純喫茶の引き継ぎ

 翌朝、ダニーにイスリーブへの案内を頼んだ。


「おう、そうか。じゃあさっそく準備するぞ」


「あたしも行きたい!」

 ダニーだけではなく、ミレーヌも手をあげる。


「お前、用事なんてないだろ」

「第二店舗を考えているの。各地にチェーン店があったら、拠点に便利でしょ? いちいち宿屋に泊まらなくていいわよ」

「店はどうするんだ?」

「お店引き継ぎたいって人、案外多いのよ。引退した冒険者とか」


 事実、ミレーヌは飲食店経営したい冒険者をバイトとして数名雇っている。

 今、エプロン姿で動き回っているノーム族もそうだ。

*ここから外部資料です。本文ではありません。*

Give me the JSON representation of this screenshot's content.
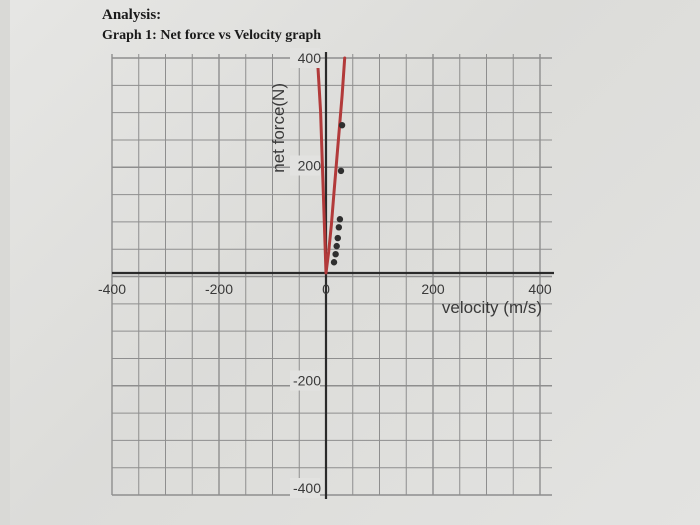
{
  "header": {
    "heading": "Analysis:",
    "subheading": "Graph 1: Net force vs Velocity graph"
  },
  "chart_data": {
    "type": "scatter",
    "title": "Graph 1: Net force vs Velocity graph",
    "xlabel": "velocity (m/s)",
    "ylabel": "net force(N)",
    "xlim": [
      -400,
      400
    ],
    "ylim": [
      -400,
      400
    ],
    "x_ticks": [
      -400,
      -200,
      0,
      200,
      400
    ],
    "y_ticks": [
      400,
      200,
      -200,
      -400
    ],
    "grid": true,
    "series": [
      {
        "marker": "point",
        "x": [
          15,
          18,
          20,
          22,
          24,
          26,
          28,
          30
        ],
        "y": [
          20,
          35,
          50,
          65,
          85,
          100,
          190,
          275
        ],
        "color": "#2f2f2f"
      },
      {
        "marker": "line",
        "x": [
          -16,
          -10,
          -5,
          0,
          5,
          10,
          15,
          20,
          25,
          30,
          35
        ],
        "y": [
          400,
          300,
          150,
          0,
          40,
          90,
          150,
          210,
          270,
          330,
          400
        ],
        "color": "#b23a3a"
      }
    ],
    "colors": {
      "grid": "#8e8e8e",
      "axis": "#2a2a2a"
    }
  }
}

元冒険者も時々、ボディガードとして勤めている。


『危険だぞ、ミレーヌ』

「大丈夫。守ってくれるんでしょ、コデロ?」


 ミレーヌは、リュートにではなくコデロに尋ねた。


 うまい。


「も、もちろんです。カレーのため、あなたのために盾となりましょう……」

 ああも期待されては、首を縦に振らざるを得なくなる。


 いつのまにか、ミレーヌはコデロの操縦法を熟知していた。


 コレには、ダニーも舌を巻く。

「好きにしろ。ただし、自分の身は自分で守るんだ」


「りょーかい!」

 気楽な調子で、ミレーヌは敬礼する。


「ああ言ったら聞かねえんだ。誰に似たんだか」

 そう言いつつ、ダニーは妙にうれしそうだった。


『大丈夫だ、ダニー。ミレーヌはオレたちが守る』

 リュートが言うと、コデロも賛同する。


「彼女のような人がいないと、私は復讐に捕らわれすぎてしまいます」

『お目当てはカレーだと思うけどな』

「ベルト様!」


 コデロと口論になると、親子が笑った。


「それじゃあ、馬車に荷を積むから手伝ってくれ」

 馬車が引く荷台に、コメやカレーに使うハーブ類を積んでいく。


 それまでの数日間に、ミレーヌは従業員に業務引き継ぎの手続きと、研修を行う。


 従業員も「自分の店を持てる」と、張り切っている。


「ミレーヌ。言っておくが、ここはおっかあとの思い出の場所だ。捨てる気はない」

 作業が一段落して、夕食時にダニーがこぼした。


「わかっているわ。あたしにだって、この店は思い出深いんだから」



「そう思っているなら、いいんだ」

 言葉少なに、ダニーはうなずく。



「ちょっとセンチメンタルになりすぎてない?」

「そうかもな」


 それからまた数日が経ち、いよいよ、出発の準備が整った。


「明日には荷物を積み終える。俺の技術コレクションはすべて、コウガに託したから、あとはお前らの私物くらいだろ」


 リュートのベルト内部は、まさに研究所然となっている。


「もう準備なら終わってるわ。いつでも発信できるわ」

「私もです」



 だが、荷を引くのは馬ではない。オフロードのバイクだった。